Эта работа, — рассказывал Ифраимов, — нанесла Менделю сокрушительный удар, однако враг не сдался. Союзник Менделя Вейсман попытался спасти то, что еще можно было спасти. На протяжении двадцати двух поколений он безжалостно отрезал в лаборатории мышам хвосты, и так как потомство, ничему не желая учиться, все равно рождалось хвостатым, посчитал, что теория Каммерера опровергнута. Каммерер повторил опыты Вейсмана уже в Москве. Их результатов ждали, затаив дыхание. Оказалось, что действительно мыши не менее двадцати пяти поколений подряд рождаются с хвостами и в том случае, когда у их родителей они были отрублены (для природы, писал Каммерер, это чересчур малый срок, чтобы сделать выводы), но заживление ран после ампутации с каждым пометом идет быстрее и безболезненнее.

Интересно, что даже Сталин, которому история его собственной семьи должна была объяснить, что наследуется, а что

нет, до конца своих дней был убежден, что для нравственного здоровья народа необходимо поддерживать именно теорию Каммерера (пускай она — лишь красивая сказка, идеал, столь же далекий от жизни, как учение Христа), а не циничное учение Моргана — Вейсмана. Иначе тяга людей к добру окончательно сойдет на нет: зачем все жертвы, весь тяжкий, мучительный путь совершенствования, если детям так и так придется начинать с нуля.

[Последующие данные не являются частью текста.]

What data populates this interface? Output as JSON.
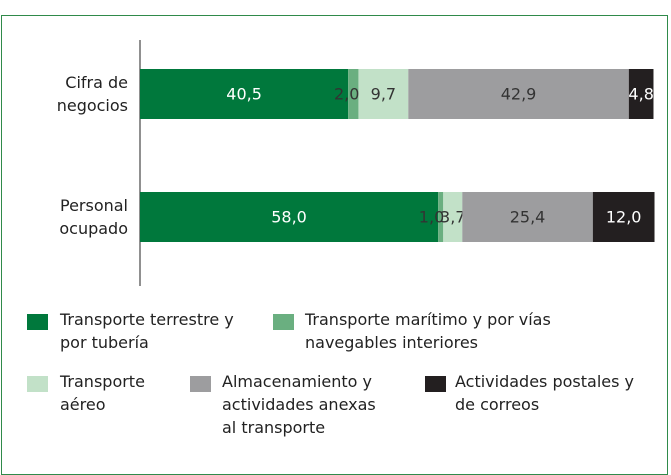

Понимая это, Сталин в 1923 году в соавторстве с Лениным опубликовал книгу о гениальности при социализме. Ленин весь тот год тяжело болел, стоял на краю могилы и, по всей вероятности, писал работу один Сталин. Лениным она была лишь одобрена. Вопрос наследования гениальности трактовался в книге с необычной уклончивостью. Фактически он вообще обходился. Утверждалось лишь, что после Октябрьской революции суть истинной гениальности в неуклонном, чисто интуитивном, часто вопреки логике и разуму следовании генеральной линии партии, неучастии ни в каких оппозициях и платформах, остальное же второстепенно и не имеет значения.

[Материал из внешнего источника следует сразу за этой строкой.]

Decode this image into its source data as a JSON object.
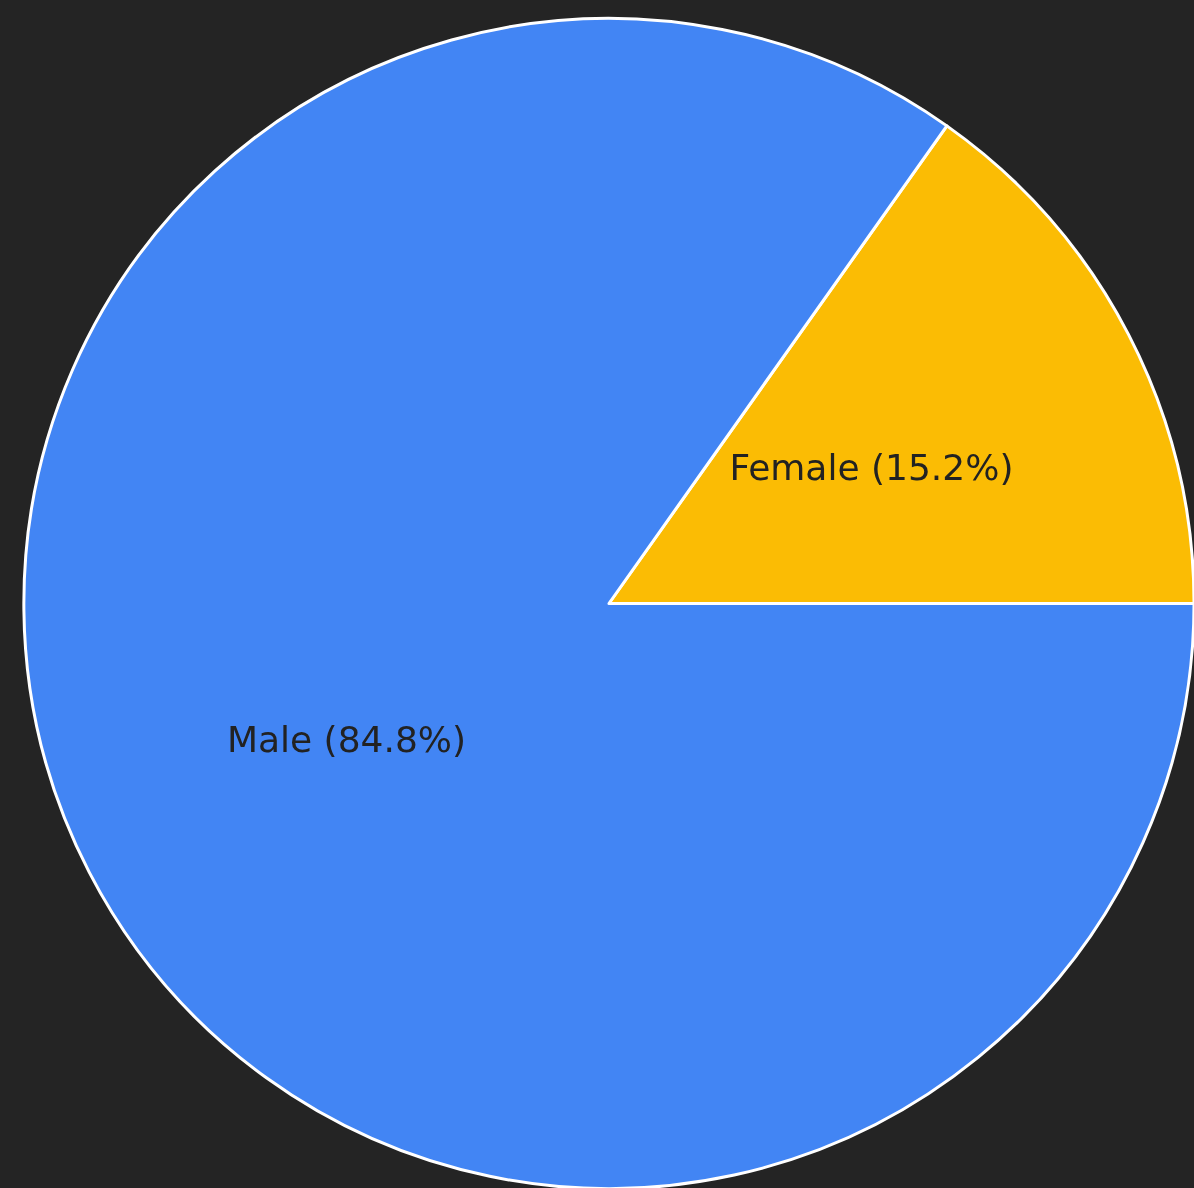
{
  "chart_data": {
    "type": "pie",
    "categories": [
      "Female",
      "Male"
    ],
    "values": [
      15.2,
      84.8
    ],
    "colors": [
      "#fbbc04",
      "#4285f4"
    ],
    "value_labels": [
      "(15.2%)",
      "(84.8%)"
    ],
    "legend": false
  }
}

Иллюзии насчет Каммерера Сталин разделял долго, ему так хотелось верить, что приобретенные признаки наследуются и дети его вернейших сподвижников переймут от своих отцов все лучшее. Он не хотел видеть то, что видели остальные, то, что де Сталь говорила ему день за днем, — старые большевики и их дети больше ничего не могут, они тормоз партии, именно из-за них вокруг застой и апатия. Сколько лет она убеждала его, повторяла и повторяла, что их всех давным-давно пора пустить под нож, партия нуждается в новых людях, в новой крови, она должна омолодиться. Она спрашивала его: партия живой организм или труп? Если она живая, то должна подчиняться законам природы, каждый садовник знает: если осенью не обрезать старых ветвей, сад одичает, перестанет плодоносить. Она говорила ему, что огород надо пропалывать, часто пропалывать, иначе ничего не вырастет; если жалеть сорняки, все, что глушит, тянет соки из полезных растений, отбирает у них солнце и воду, урожая не будет, его просто не может быть. Но он не слышал ее, не хотел ее слушать, гнал от себя всякий раз, когда она начинала этот разговор. Он был очень хороший, очень добрый и немного сентиментальный человек; конечно, он был лучше всех, кто его окружал, но для партии, для страны в то время доброта была не благом, а злом. Она ничего не могла с ним поделать. Только ревность, только она одна освобождала его, только она давала ему силы, но в конце концов не могла же де Сталь переспать с половиной страны.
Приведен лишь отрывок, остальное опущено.